The Museum’s role in climate action
At Wellington Museum, we tell stories of how society has changed, very often for the better. We are using our role as a social history museum to bring the climate crisis to people’s consciousness and talk about positive ways of combating it. We are engaging with young people involved in this movement and giving them a voice.
In Conversation: Youth-led climate action
On Thursday 5 September at 12.15pm, the Museum will host a group of awesome and inspiring young leaders deeply committed to fighting climate change. We will hear about their mahi and their vision for change.
Kalo is of Tongan, Māori and Pālangi descent, with her Tongan roots coming from Ha’ato’u, Ha’apai and Tofoa, Tongatapu, her Māori roots coming from Ngāti Kahungunu te Wairoa, and her Pālangi roots coming from Northern Ireland and the UK. She grew up in Tonga and moved to Aotearoa in 2012. Her passion for combating climate change has been due to witnessing first-hand the destructive climate-related impacts occurring in Tonga, and the Pacific. She is currently the Assistant Coordinator for 350.org Pacific in Wellington – their work aims to amplify the voices of those most impacted by Climate Change in the Pacific.
Feeling failed by her school’s climate change education, at 15 Anya founded The Climate Challenge, an organisation which runs conferences across Aotearoa for and by high school students. Four years later over 1000 high school students have passed through the program and the organisation is expanding into classrooms, with climate change resources soon to go out to 40,000 students through a partner organisation.
At 18 years of age, Sophie Handford serves as the national coordinator for School Strike 4 Climate. The first NZ School Strike 4 Climate was on March 15 and 20,000 young people made their voices heard. It gained the attention of the entire country. School Strike 4 Climate is still planning and still taking action and have an inter-generational Strike planned for the 27th September. Climate change is a crisis and needs to be treated with urgency.

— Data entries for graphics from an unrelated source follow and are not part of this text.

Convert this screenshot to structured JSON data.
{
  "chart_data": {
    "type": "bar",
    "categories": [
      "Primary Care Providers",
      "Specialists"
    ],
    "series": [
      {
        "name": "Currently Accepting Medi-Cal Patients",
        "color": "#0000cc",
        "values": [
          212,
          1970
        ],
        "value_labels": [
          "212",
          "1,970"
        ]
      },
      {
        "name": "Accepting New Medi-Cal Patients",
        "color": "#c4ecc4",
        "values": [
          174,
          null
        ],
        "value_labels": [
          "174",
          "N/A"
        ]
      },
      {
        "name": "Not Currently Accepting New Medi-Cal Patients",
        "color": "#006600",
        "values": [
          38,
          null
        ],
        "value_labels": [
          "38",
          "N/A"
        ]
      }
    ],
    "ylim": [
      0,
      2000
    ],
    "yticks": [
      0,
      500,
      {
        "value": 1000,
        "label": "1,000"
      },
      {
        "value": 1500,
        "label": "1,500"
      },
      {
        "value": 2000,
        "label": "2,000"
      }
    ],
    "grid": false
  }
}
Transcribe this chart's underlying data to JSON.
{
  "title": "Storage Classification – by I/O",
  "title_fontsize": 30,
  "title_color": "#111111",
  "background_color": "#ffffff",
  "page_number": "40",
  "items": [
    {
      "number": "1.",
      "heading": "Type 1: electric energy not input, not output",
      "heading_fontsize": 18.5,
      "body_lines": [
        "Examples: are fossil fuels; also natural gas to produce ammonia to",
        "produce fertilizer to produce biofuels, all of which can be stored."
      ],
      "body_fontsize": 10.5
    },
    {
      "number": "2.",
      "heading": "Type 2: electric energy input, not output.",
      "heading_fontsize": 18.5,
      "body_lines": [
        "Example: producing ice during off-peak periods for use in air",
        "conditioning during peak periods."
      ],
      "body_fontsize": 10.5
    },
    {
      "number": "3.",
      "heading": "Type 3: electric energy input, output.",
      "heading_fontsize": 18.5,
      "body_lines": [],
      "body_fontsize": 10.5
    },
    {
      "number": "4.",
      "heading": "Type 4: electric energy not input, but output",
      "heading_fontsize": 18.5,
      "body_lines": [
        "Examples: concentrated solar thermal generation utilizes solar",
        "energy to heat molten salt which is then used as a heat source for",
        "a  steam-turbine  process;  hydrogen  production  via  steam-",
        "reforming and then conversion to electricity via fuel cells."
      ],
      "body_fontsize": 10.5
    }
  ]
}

Siobhan Kelly is a young climate activist who aims to upskill other young people. Siobhan aspires for a clean, youth and diverse lead country and hopefully one day, world. She has a long history of activism and climate involvement having been involved in not-for-profit organizations since the age of 12. She now co-leads Wellington’s Generation Zero, the creators of the Zero Carbon Act (which she helped create at age 17).
Strike 4 Climate NZ
School Strike 4 Climate NZ is calling for a mass strike (including adults) on 27 September. Come along and stand in solidarity for climate justice and raise your voices to help save the planet!